On the positive side, there are great examples of renewing the ‘peri-eco-urban' resilience. Looking beyond one-off projects, these adaptive pathways combine ecological stewardship, collaborative governance, agro-ecology farming, integrated water systems, low impact coastal defence, and nature based livelihoods. To make all these work calls for enhanced forms of governance – adaptive, collaborative and inclusive of all stakeholders.

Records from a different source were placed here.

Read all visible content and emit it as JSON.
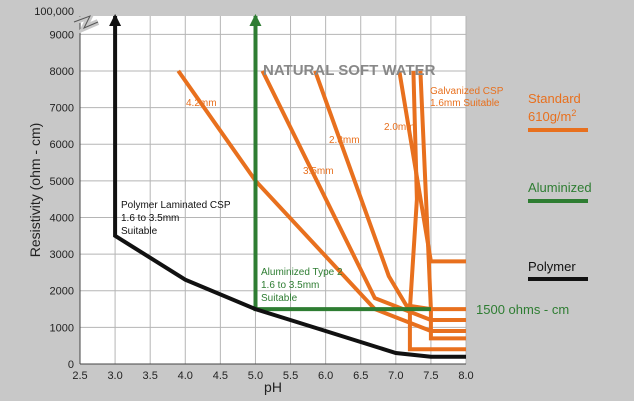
{
  "chart_data": {
    "type": "line",
    "title": "NATURAL SOFT WATER",
    "xlabel": "pH",
    "ylabel": "Resistivity (ohm - cm)",
    "xlim": [
      2.5,
      8.0
    ],
    "ylim": [
      0,
      9500
    ],
    "x_ticks": [
      "2.5",
      "3.0",
      "3.5",
      "4.0",
      "4.5",
      "5.0",
      "5.5",
      "6.0",
      "6.5",
      "7.0",
      "7.5",
      "8.0"
    ],
    "y_ticks": [
      "0",
      "1000",
      "2000",
      "3000",
      "4000",
      "5000",
      "6000",
      "7000",
      "8000",
      "9000"
    ],
    "y_top_label": "100,000",
    "grid": true,
    "colors": {
      "standard": "#e8701e",
      "aluminized": "#2e7d32",
      "polymer": "#111111"
    },
    "series": [
      {
        "name": "Standard 610g/m2",
        "label": "4.2mm",
        "color": "#e8701e",
        "points": [
          [
            3.9,
            8000
          ],
          [
            5.0,
            5000
          ],
          [
            6.7,
            1500
          ],
          [
            7.5,
            900
          ],
          [
            8.0,
            900
          ]
        ]
      },
      {
        "name": "Standard 610g/m2",
        "label": "3.5mm",
        "color": "#e8701e",
        "points": [
          [
            5.1,
            8000
          ],
          [
            6.7,
            1800
          ],
          [
            7.5,
            1200
          ],
          [
            8.0,
            1200
          ]
        ]
      },
      {
        "name": "Standard 610g/m2",
        "label": "2.8mm",
        "color": "#e8701e",
        "points": [
          [
            5.85,
            8000
          ],
          [
            6.9,
            2400
          ],
          [
            7.15,
            1600
          ],
          [
            7.5,
            1500
          ],
          [
            8.0,
            1500
          ]
        ]
      },
      {
        "name": "Standard 610g/m2",
        "label": "2.0mm",
        "color": "#e8701e",
        "points": [
          [
            7.05,
            8000
          ],
          [
            7.5,
            2800
          ],
          [
            8.0,
            2800
          ]
        ]
      },
      {
        "name": "Standard 610g/m2",
        "label": "1.6mm",
        "color": "#e8701e",
        "points": [
          [
            7.35,
            8000
          ],
          [
            7.5,
            1500
          ],
          [
            7.5,
            700
          ],
          [
            8.0,
            700
          ]
        ]
      },
      {
        "name": "Standard 610g/m2",
        "label": "",
        "color": "#e8701e",
        "points": [
          [
            7.25,
            8000
          ],
          [
            7.3,
            4500
          ],
          [
            7.2,
            1500
          ],
          [
            7.2,
            400
          ],
          [
            8.0,
            400
          ]
        ]
      },
      {
        "name": "Aluminized",
        "label": "Aluminized Type 2",
        "color": "#2e7d32",
        "points": [
          [
            5.0,
            9500
          ],
          [
            5.0,
            1500
          ],
          [
            7.5,
            1500
          ]
        ]
      },
      {
        "name": "Polymer",
        "label": "Polymer Laminated CSP",
        "color": "#111111",
        "points": [
          [
            3.0,
            9500
          ],
          [
            3.0,
            3500
          ],
          [
            4.0,
            2300
          ],
          [
            5.0,
            1500
          ],
          [
            6.0,
            900
          ],
          [
            6.5,
            600
          ],
          [
            7.0,
            300
          ],
          [
            7.5,
            200
          ],
          [
            8.0,
            200
          ]
        ]
      }
    ],
    "annotations": {
      "title": "NATURAL SOFT WATER",
      "thickness_42": "4.2mm",
      "thickness_35": "3.5mm",
      "thickness_28": "2.8mm",
      "thickness_20": "2.0mm",
      "galvanized_line1": "Galvanized CSP",
      "galvanized_line2": "1.6mm Suitable",
      "polymer_line1": "Polymer Laminated CSP",
      "polymer_line2": "1.6 to 3.5mm",
      "polymer_line3": "Suitable",
      "alum_line1": "Aluminized Type 2",
      "alum_line2": "1.6 to 3.5mm",
      "alum_line3": "Suitable",
      "threshold": "1500 ohms - cm"
    },
    "legend": {
      "placement": "right",
      "standard_line1": "Standard",
      "standard_line2": "610g/m",
      "standard_sup": "2",
      "aluminized": "Aluminized",
      "polymer": "Polymer"
    }
  }
}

Peri-urban-rural linkage pathways:
A stronger link, connectivity or integration between urban and rural is a key theme to bring Cairo’s peri-urban areas a place of resilient communities. This particular pathway channels policies for responding to the fragmented and socially segregated peri-urban areas of Cairo. Additionally, considering the massive conversion of agricultural lands, particularly along the regional economic corridor connecting Cairo and the Suez Economic Area, there is a need to for an integration of urban and rural economy. This calls for policies to protect the remaining agricultural lands while ‘restoring’ the intrinsic peri-urban values that has been declining due to dramatic rural-urban transformation. Meanwhile, it is also essential to connect the long-term local people with the new people residing in the new high-class residential areas to narrow the gap and prevent potential social conflicts. Establishing community-based programs that bring together the peri-urban community might be a visionary strategy. On the other hand, there is also a need to ensure inclusive provision of basic infrastructure for all. Currently, the local-long term people’s residential areas are bypassed by the construction of regional transport corridors. Ensuring local connectivity between enclaves and improving access of local people to a better waste management, clean water and transport to urban centres is seen as equally important.
Climate resilience and vulnerability pathway
One of Cairo’s biggest climate challenges is related to water – potential flooding along the coastline and the Nile Delta due to sea level rise and the shortage of water supply potential affecting the overall agricultural productivity in the foreseeable future. This challenge is typical for regions situated within close distance to the coast and of those with high reliance on agricultural sectors. To address this two ‘opposing’ phenomenon, Cairo needs a better design of peri-urban areas in two big themes. First is redesigning the coastal areas which can involve delineating the flood-prone areas and impose a strict zoning regulation. This needs to be followed by restoring the ecosystem values of those areas. The second theme is to ensure the provision of sufficient water supplies along the Nile Delta to maintain the food production capacity. This can be done by constructing and maintaining irrigation canals. Suggesting a crop change can also be an alternative strategy to promote a resilient and sustainable food production. Meanwhile, to prevent severe impacts of climate change to the people, a better design of settlements can be a core strategy. This can include eco-designs of housing and also to allocate development to suitable locations (e.g. fair distance to industries that is currently growing along the Cairo-Suez corridor). Providing basic infrastructure is of a paramount importance – e.g. health and sanitation, access to clean water etc.
Collaborative and integrative governance pathway
Some of Cairo’s peri-urban development is unplanned. Thus, bringing a more formalised peri-urban development can be a key component to an improved governance of peri-urban areas. This channels a better monitoring and evaluation of policy and to ensure they are implemented accordingly. A climate resilient peri-urban area also requires strengthening the roles of Environmental Impact Assessment for better screening of development, particularly of those with significant impact (e.g. manufacturing, transport hubs and other strategic major projects along the Cairo-Suez corridor). Another important point to suggest is the need for a better technical guidance or indicators to regulate development. Currently, there are confusions in the use of indicators applied to both rural and urban development. There is a need to provide a separated but integrated guidance for both. Lastly, while Cairo’s peri-urban development reflects their local, regional and global dynamic, it implies that there is a need for stronger collaboration of actors of all levels and between the public, private and community.